Most school systems allow students to opt out of otherwise mandatory sex-education classes, although they do their best to humiliate kids and their parents who don’t want classroom time spent teaching youngsters how to put a condom onto a cucumber. But a new AIDS-ed program in New York City allows opt-outs only if the parents teach the children the same material at home. And here’s the hitch: the New York school system plans to start telling the kids about AIDS and the HIV virus starting in kindergarten (hat tip: Wendy McElroy’s ifeminists website).
You’d rather your 5-year-old didn’t know about such things? You think that age 5, or even age 10, is bit young to start having sex and using intravenous drugs?

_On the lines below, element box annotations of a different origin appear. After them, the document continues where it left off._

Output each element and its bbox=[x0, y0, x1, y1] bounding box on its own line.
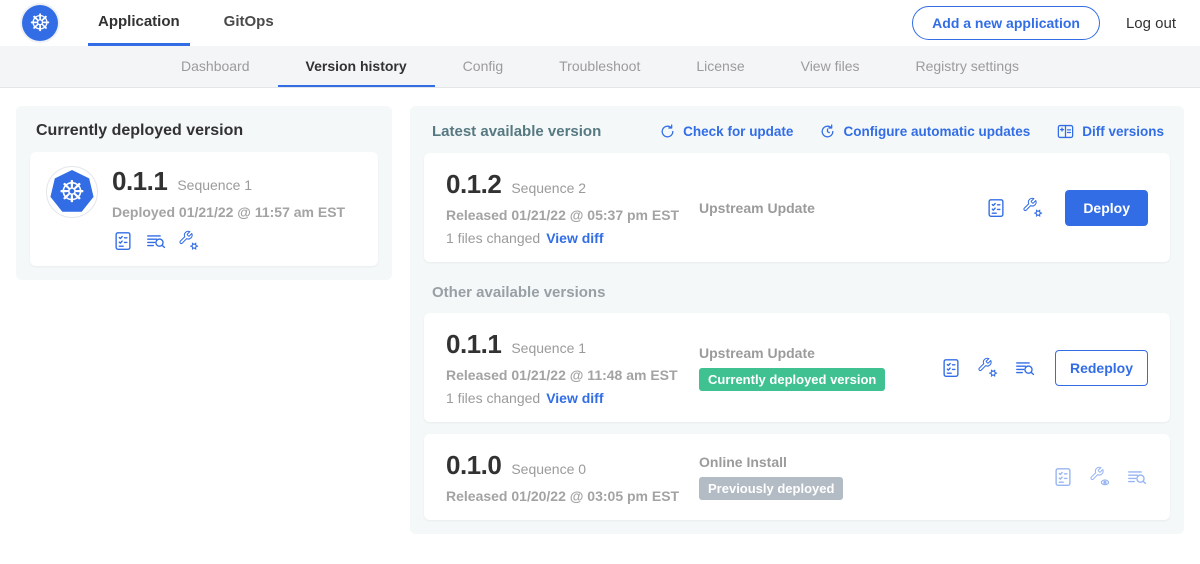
subnav-tab-view-files[interactable]: View files bbox=[773, 46, 888, 87]
view-config-icon[interactable] bbox=[1089, 466, 1111, 488]
deployed-version-card: ☸ 0.1.1 Sequence 1 Deployed 01/21/22 @ 1… bbox=[30, 152, 378, 266]
deployed-actions bbox=[112, 230, 345, 252]
subnav-tab-troubleshoot[interactable]: Troubleshoot bbox=[531, 46, 668, 87]
tab-application-label: Application bbox=[98, 13, 180, 30]
subnav-tab-label: Dashboard bbox=[181, 58, 250, 74]
subnav-tab-registry-settings[interactable]: Registry settings bbox=[888, 46, 1047, 87]
version-source: Upstream Update bbox=[681, 200, 985, 216]
currently-deployed-panel: Currently deployed version ☸ 0.1.1 Seque… bbox=[16, 106, 392, 280]
add-application-button[interactable]: Add a new application bbox=[912, 6, 1100, 40]
subnav-tab-label: Troubleshoot bbox=[559, 58, 640, 74]
view-diff-link[interactable]: View diff bbox=[546, 230, 603, 246]
version-number: 0.1.1 bbox=[446, 329, 501, 360]
header-spacer bbox=[308, 0, 912, 46]
config-icon[interactable] bbox=[977, 357, 999, 379]
tab-gitops[interactable]: GitOps bbox=[214, 0, 284, 46]
previously-deployed-badge: Previously deployed bbox=[699, 477, 843, 500]
subnav-tab-dashboard[interactable]: Dashboard bbox=[153, 46, 278, 87]
version-sequence: Sequence 0 bbox=[511, 461, 586, 477]
version-actions bbox=[1052, 466, 1148, 488]
currently-deployed-title: Currently deployed version bbox=[36, 122, 378, 140]
redeploy-button[interactable]: Redeploy bbox=[1055, 350, 1148, 386]
subnav-tab-label: License bbox=[696, 58, 744, 74]
deployed-timestamp: Deployed 01/21/22 @ 11:57 am EST bbox=[112, 204, 345, 220]
files-changed-label: 1 files changed bbox=[446, 390, 540, 406]
version-source: Upstream Update Currently deployed versi… bbox=[681, 345, 940, 391]
configure-automatic-updates-link[interactable]: Configure automatic updates bbox=[819, 123, 1030, 140]
deployed-sequence: Sequence 1 bbox=[177, 177, 252, 193]
version-actions: Redeploy bbox=[940, 350, 1148, 386]
version-card: 0.1.0 Sequence 0 Released 01/20/22 @ 03:… bbox=[424, 434, 1170, 520]
view-diff-link[interactable]: View diff bbox=[546, 390, 603, 406]
deployed-version-body: 0.1.1 Sequence 1 Deployed 01/21/22 @ 11:… bbox=[112, 166, 345, 252]
source-label: Upstream Update bbox=[699, 345, 815, 361]
app-subnav: Dashboard Version history Config Trouble… bbox=[0, 46, 1200, 88]
version-source: Online Install Previously deployed bbox=[681, 454, 1052, 500]
subnav-tab-label: Registry settings bbox=[916, 58, 1019, 74]
logs-icon[interactable] bbox=[1014, 357, 1036, 379]
released-timestamp: Released 01/21/22 @ 05:37 pm EST bbox=[446, 207, 681, 223]
subnav-tab-version-history[interactable]: Version history bbox=[278, 46, 435, 87]
version-info: 0.1.2 Sequence 2 Released 01/21/22 @ 05:… bbox=[446, 169, 681, 246]
files-changed-label: 1 files changed bbox=[446, 230, 540, 246]
other-available-title: Other available versions bbox=[432, 284, 1170, 301]
subnav-tab-label: Config bbox=[463, 58, 503, 74]
diff-versions-label: Diff versions bbox=[1082, 124, 1164, 139]
source-label: Upstream Update bbox=[699, 200, 815, 216]
version-sequence: Sequence 1 bbox=[511, 340, 586, 356]
release-notes-icon[interactable] bbox=[1052, 466, 1074, 488]
deployed-version-number: 0.1.1 bbox=[112, 166, 167, 197]
check-for-update-link[interactable]: Check for update bbox=[659, 123, 793, 140]
release-notes-icon[interactable] bbox=[985, 197, 1007, 219]
tab-application[interactable]: Application bbox=[88, 0, 190, 46]
logs-icon[interactable] bbox=[1126, 466, 1148, 488]
subnav-tab-label: Version history bbox=[306, 58, 407, 74]
logs-icon[interactable] bbox=[145, 230, 167, 252]
release-notes-icon[interactable] bbox=[940, 357, 962, 379]
top-header: ☸ Application GitOps Add a new applicati… bbox=[0, 0, 1200, 46]
subnav-tab-label: View files bbox=[801, 58, 860, 74]
config-icon[interactable] bbox=[1022, 197, 1044, 219]
logout-link[interactable]: Log out bbox=[1126, 15, 1176, 32]
diff-icon bbox=[1056, 122, 1075, 141]
currently-deployed-badge: Currently deployed version bbox=[699, 368, 885, 391]
version-actions: Deploy bbox=[985, 190, 1148, 226]
released-timestamp: Released 01/20/22 @ 03:05 pm EST bbox=[446, 488, 681, 504]
auto-update-icon bbox=[819, 123, 836, 140]
main-content: Currently deployed version ☸ 0.1.1 Seque… bbox=[0, 88, 1200, 534]
header-tabs: Application GitOps bbox=[88, 0, 308, 46]
kubernetes-helm-icon: ☸ bbox=[22, 5, 58, 41]
version-card: 0.1.2 Sequence 2 Released 01/21/22 @ 05:… bbox=[424, 153, 1170, 262]
version-info: 0.1.0 Sequence 0 Released 01/20/22 @ 03:… bbox=[446, 450, 681, 504]
latest-available-title: Latest available version bbox=[432, 123, 633, 140]
tab-gitops-label: GitOps bbox=[224, 13, 274, 30]
config-icon[interactable] bbox=[178, 230, 200, 252]
source-label: Online Install bbox=[699, 454, 787, 470]
released-timestamp: Released 01/21/22 @ 11:48 am EST bbox=[446, 367, 681, 383]
check-for-update-label: Check for update bbox=[683, 124, 793, 139]
deploy-button[interactable]: Deploy bbox=[1065, 190, 1148, 226]
available-versions-panel: Latest available version Check for updat… bbox=[410, 106, 1184, 534]
app-logo: ☸ bbox=[46, 166, 98, 218]
available-versions-header: Latest available version Check for updat… bbox=[424, 120, 1170, 141]
version-sequence: Sequence 2 bbox=[511, 180, 586, 196]
refresh-icon bbox=[659, 123, 676, 140]
version-number: 0.1.2 bbox=[446, 169, 501, 200]
version-number: 0.1.0 bbox=[446, 450, 501, 481]
kubernetes-helm-icon: ☸ bbox=[47, 167, 97, 217]
subnav-tab-config[interactable]: Config bbox=[435, 46, 531, 87]
diff-versions-link[interactable]: Diff versions bbox=[1056, 122, 1164, 141]
version-card: 0.1.1 Sequence 1 Released 01/21/22 @ 11:… bbox=[424, 313, 1170, 422]
configure-automatic-updates-label: Configure automatic updates bbox=[843, 124, 1030, 139]
subnav-tab-license[interactable]: License bbox=[668, 46, 772, 87]
release-notes-icon[interactable] bbox=[112, 230, 134, 252]
version-info: 0.1.1 Sequence 1 Released 01/21/22 @ 11:… bbox=[446, 329, 681, 406]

Tough tomatoes to you, say the New York schools.
Here’s the report from WorldNet Daily:
“New York’s education department insists the lessons are age-appropriate, but many parents who have looked at some of the material disagree, reports WCBS-TV in New York City.
“Queens fifth grader Charles Comaianni had never heard of AIDS but got a lesson yesterday ‘about the immune system and what happens when your immune system is down.’
“By the end of this week, WCBS said, the 10-year-old will learn the disease is spread by unprotected sex or by sharing needles.
“He also will learn about homosexuality and HIV prevention methods – including a condom demonstration – things his father Nick Comaianni says he doesn’t want his son to know about yet.”
And the only way you can get out of this in New York is to buy a cucumber and do your own demonstration at home.